Wind, at play, plows our faces

into wrinkles like wax cooling,

flashes of white inside the fog.

 

The sunken roadbed’s sepia murk,

the watery sky above a ruin of farms,

no other world quite like this.

We head home. We curse the rain.

 

~

 

The rain weaves its cloak, draws

it over us. Nothing philosophical

here. Woolly strands of vapor

press a radius of droplets down.

 

The swallows arc after bugs across

wave-troughs strafed by rain.

The two wooded islands shudder

facing the gale. What a time

 

to be in a boat, living ghost minutes

of a self that rose in the darkness,

made water hot with electricity,

let the dog out and put him back,

 

made faith from the meaningless:

how blue sky becomes stinging rain,

becomes the mist, becomes how

precariously the waves are arrayed.

 

 ***

reprinted with the permission of the poet

 

F. Daniel Rzicznek has this to say about "Lake Reality":

"Lake Reality" stems from an experience I had while fishing with my father and a family friend.
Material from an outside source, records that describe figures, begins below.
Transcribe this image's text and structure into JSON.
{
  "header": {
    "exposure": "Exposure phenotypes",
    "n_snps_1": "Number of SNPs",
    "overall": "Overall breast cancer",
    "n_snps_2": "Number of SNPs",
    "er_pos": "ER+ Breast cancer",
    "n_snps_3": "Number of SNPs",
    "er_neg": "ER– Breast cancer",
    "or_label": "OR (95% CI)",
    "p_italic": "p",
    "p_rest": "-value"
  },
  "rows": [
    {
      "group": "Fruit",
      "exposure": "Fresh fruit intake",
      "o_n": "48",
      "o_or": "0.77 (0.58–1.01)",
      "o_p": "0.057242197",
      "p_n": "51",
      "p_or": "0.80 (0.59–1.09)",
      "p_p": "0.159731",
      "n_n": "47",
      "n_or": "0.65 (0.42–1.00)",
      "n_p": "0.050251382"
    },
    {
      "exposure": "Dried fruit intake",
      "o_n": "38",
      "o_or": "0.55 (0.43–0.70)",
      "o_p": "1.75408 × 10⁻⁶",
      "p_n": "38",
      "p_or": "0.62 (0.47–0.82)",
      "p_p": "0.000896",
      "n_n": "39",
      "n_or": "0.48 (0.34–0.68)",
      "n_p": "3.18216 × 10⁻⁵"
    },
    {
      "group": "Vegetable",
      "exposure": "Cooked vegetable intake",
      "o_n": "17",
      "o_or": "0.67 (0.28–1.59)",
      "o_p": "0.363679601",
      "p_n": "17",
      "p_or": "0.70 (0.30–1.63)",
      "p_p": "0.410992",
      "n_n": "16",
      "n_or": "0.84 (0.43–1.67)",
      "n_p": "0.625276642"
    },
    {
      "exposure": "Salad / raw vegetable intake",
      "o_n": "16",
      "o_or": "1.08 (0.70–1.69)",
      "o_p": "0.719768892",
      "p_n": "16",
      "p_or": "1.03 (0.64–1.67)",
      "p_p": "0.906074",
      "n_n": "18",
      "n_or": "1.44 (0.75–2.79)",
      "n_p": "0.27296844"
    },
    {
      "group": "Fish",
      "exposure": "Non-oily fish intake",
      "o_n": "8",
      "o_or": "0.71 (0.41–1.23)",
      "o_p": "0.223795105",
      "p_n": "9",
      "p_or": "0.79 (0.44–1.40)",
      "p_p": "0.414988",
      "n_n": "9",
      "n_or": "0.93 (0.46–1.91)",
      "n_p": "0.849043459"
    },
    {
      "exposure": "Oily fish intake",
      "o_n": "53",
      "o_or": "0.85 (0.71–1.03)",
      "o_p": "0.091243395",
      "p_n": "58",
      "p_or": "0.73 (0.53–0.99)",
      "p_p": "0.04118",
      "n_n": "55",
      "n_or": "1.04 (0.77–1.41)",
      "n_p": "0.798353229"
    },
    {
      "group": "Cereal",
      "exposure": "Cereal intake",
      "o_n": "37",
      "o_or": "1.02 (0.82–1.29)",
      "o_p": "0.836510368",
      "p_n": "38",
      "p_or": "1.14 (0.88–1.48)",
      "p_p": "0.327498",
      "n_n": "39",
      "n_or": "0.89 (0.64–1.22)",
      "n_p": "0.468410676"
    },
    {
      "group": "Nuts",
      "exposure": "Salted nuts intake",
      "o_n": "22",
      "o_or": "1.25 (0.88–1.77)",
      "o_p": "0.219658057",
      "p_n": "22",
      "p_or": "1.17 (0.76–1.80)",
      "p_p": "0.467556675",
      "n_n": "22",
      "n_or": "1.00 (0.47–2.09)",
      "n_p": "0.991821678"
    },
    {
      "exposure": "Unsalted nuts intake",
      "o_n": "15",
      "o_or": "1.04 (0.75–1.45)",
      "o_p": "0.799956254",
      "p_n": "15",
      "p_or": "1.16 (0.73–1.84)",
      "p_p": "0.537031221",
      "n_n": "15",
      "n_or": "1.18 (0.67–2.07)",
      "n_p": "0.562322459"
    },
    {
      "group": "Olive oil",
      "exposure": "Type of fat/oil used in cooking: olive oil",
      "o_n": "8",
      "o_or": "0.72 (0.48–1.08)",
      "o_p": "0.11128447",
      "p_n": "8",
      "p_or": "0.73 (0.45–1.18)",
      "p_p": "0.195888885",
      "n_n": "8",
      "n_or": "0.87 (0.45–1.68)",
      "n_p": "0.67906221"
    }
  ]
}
A series of rainstorms caught us by surprise, and the resulting afternoon was surreal and uncomfortable in how we were reminded of our smallness and frailty. I wrote the poem with the larger landscape in mind (the sky above the lake, the water and history below, the area surrounding) as a way of highlighting the smallness of the human condition within the immensity of Earthly reality. The title comes from a sign misread on the drive home that day: Lake Realty.

 

F. Daniel Rzicznek’s newest collection of poetry is Settlers, (Free Verse Editions/Parlor Press), and he teaches writing at Bowling Green State University in Ohio.